Speaking at a joint press conference with his Turkish counterpart Mevlut Cavusoglu in Istanbul on Friday, Zarif said Iran’s nuclear activities do not mean that Tehran is seeking to build an atomic bomb.

He once again stressed that Iran expects the U.S. to return to the JCPOA before Tehran halts its increased enrichment activities and returns to compliance with the accord.

“The moment the United States fulfills its commitments, we would be prepared to fulfill ours,” Zarif told reporters in Istanbul.

“The United States unilaterally withdrew from this comprehensive course of action,” Zarif told journalists. “It is the duty of the United States to return to this agreement and to fulfill its obligations.”

Again, Zarif announced on Friday that Iran will not accept demands by the United States that it reverses acceleration of its nuclear program before Washington lifts sanctions.

The demand “is not practical and will not happen”, Zarif said.

“If the United States fulfils its obligations, we will fulfill our obligations in full,” Zarif had said earlier.

On Friday, Sullivan did not say that Iran should first reduce its nuclear work before the U.S. rejoins the agreement.

On Wednesday U.S. Secretary of State Antony Blinken said Iran should act first to reduce its nuclear activities.

“Iran is out of compliance on a number of fronts,” Blinken told a news conference in Washington, DC.
 
“And it would take some time, should it make the decision to do so, for it to come back into compliance and time for us then to assess whether it was meeting its obligations,” Blinken told a news conference.

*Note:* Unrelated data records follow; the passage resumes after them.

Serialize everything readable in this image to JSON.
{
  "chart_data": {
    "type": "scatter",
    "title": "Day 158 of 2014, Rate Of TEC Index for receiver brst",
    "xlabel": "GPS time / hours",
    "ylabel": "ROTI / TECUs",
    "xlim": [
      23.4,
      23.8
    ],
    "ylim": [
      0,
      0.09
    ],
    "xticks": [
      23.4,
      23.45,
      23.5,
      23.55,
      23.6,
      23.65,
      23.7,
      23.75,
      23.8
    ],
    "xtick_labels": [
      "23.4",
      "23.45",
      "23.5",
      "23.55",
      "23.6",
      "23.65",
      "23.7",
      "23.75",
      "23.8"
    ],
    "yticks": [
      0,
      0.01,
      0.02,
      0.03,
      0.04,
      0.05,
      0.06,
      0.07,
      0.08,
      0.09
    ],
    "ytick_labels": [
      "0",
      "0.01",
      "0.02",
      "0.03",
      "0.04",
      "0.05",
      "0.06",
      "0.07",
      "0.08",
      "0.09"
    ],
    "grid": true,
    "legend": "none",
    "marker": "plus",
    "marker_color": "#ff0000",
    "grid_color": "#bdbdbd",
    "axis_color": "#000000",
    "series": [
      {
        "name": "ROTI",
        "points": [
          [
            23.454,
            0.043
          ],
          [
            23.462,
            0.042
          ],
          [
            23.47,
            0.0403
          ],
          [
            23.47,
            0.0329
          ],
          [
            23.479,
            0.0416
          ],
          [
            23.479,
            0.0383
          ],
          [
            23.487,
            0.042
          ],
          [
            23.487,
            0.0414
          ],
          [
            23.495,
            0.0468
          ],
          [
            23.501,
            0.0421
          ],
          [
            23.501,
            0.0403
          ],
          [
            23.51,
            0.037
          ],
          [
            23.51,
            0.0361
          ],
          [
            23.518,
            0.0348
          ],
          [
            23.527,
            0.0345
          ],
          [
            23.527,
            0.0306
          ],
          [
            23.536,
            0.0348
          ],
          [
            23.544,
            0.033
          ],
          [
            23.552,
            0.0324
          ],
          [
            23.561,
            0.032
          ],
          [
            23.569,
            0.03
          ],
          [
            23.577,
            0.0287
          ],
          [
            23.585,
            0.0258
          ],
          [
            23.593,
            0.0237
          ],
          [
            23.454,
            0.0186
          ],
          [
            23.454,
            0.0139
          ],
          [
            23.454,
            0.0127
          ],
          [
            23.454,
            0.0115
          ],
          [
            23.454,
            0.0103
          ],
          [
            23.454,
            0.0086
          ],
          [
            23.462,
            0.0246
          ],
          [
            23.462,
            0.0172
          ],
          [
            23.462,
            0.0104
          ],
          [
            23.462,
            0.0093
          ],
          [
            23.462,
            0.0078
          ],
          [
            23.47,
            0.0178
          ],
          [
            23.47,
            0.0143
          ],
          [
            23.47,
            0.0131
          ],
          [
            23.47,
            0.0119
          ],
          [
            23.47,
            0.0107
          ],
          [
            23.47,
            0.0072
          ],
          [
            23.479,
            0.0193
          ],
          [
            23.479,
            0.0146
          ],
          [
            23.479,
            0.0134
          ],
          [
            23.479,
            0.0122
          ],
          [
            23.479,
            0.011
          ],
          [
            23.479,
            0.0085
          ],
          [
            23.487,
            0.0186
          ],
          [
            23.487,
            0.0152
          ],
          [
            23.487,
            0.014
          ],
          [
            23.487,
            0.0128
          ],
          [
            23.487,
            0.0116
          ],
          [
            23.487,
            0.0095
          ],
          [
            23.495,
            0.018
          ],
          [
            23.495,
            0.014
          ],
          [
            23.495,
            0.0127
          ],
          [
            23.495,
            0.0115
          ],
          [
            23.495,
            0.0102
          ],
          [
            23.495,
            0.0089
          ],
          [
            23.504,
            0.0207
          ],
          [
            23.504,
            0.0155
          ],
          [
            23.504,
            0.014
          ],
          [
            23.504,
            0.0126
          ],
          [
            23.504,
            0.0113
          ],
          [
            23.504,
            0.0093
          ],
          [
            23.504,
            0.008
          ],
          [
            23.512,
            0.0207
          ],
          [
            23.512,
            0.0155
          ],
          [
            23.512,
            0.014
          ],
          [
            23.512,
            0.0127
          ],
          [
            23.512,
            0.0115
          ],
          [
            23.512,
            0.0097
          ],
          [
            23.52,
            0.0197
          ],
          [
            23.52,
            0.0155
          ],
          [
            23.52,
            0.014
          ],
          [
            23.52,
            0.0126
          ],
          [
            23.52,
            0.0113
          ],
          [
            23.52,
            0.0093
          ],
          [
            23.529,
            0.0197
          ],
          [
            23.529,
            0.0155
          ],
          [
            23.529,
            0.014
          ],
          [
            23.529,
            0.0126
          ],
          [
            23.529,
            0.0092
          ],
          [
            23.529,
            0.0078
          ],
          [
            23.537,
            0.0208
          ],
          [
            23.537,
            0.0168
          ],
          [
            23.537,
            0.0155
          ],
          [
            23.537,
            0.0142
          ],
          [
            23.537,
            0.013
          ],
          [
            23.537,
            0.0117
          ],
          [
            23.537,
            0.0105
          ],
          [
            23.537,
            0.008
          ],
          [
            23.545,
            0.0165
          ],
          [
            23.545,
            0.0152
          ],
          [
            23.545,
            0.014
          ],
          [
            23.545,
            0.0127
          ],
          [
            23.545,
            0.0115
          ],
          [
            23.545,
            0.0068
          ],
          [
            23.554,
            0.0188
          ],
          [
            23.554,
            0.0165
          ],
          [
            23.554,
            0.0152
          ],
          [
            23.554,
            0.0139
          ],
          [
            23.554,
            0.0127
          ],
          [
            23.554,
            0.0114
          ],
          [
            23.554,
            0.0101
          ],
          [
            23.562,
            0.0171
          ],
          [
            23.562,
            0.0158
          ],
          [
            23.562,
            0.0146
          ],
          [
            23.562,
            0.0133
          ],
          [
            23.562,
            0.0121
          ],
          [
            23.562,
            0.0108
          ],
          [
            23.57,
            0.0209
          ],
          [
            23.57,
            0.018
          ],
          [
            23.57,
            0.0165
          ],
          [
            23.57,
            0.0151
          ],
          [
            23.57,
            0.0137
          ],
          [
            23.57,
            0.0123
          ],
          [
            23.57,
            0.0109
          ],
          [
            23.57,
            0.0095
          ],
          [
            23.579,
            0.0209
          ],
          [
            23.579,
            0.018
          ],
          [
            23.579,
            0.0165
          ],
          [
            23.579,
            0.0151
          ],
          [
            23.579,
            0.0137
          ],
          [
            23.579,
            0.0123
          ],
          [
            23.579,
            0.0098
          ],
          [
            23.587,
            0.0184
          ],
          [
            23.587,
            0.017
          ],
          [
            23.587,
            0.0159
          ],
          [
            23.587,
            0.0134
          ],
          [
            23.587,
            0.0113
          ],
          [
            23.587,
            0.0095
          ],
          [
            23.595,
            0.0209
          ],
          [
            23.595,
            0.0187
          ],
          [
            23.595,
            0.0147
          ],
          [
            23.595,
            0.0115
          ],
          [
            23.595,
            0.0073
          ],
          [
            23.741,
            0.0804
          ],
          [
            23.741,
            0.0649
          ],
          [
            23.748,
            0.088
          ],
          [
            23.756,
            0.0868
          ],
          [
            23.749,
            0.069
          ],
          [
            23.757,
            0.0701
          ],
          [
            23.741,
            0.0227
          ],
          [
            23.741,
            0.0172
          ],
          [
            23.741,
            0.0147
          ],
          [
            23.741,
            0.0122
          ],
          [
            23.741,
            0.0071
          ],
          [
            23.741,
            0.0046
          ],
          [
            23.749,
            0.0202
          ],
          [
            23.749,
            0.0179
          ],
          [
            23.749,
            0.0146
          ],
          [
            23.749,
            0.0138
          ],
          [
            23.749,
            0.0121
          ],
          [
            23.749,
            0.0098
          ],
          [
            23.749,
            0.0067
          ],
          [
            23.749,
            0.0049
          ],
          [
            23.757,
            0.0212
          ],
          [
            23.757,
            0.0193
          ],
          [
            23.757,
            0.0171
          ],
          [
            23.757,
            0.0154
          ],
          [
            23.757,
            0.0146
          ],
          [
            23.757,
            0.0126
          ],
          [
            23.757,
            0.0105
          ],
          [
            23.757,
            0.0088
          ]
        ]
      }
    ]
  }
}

Zarif quickly responded on Twitter, saying Iran had “abided by the JCPOA” and had only taken “foreseen remedial measures”.

“Reality check for @SecBlinken: The US violated (the) JCPOA,” Zarif tweeted.

Iran has said that its move are in accordance to paragraph 36 of the JCPOA. 

(Paragraph 36 provided a mechanism to resolve disputes and allows one side, under certain circumstances, to stop complying with the deal if the other side is out of compliance.)

Mahmoud Vaezi, the Iranian president's chief of staff, said on Friday that Iran has never withdrawn from the nuclear deal so that it would be the first to return to its obligations.

“We held negotiations once and the issue of the JCPOA has been closed. Our stance on the JCPOA was clear and we have maintained our past approach,” Vaezi told IRNA when asked about Blinken’s remarks that Iran should first return to the deal. 
 
Vaezi stressed, “As President Rouhani has repeatedly said, only when the U.S. returns to its obligations, Iran will fulfill its commitments.”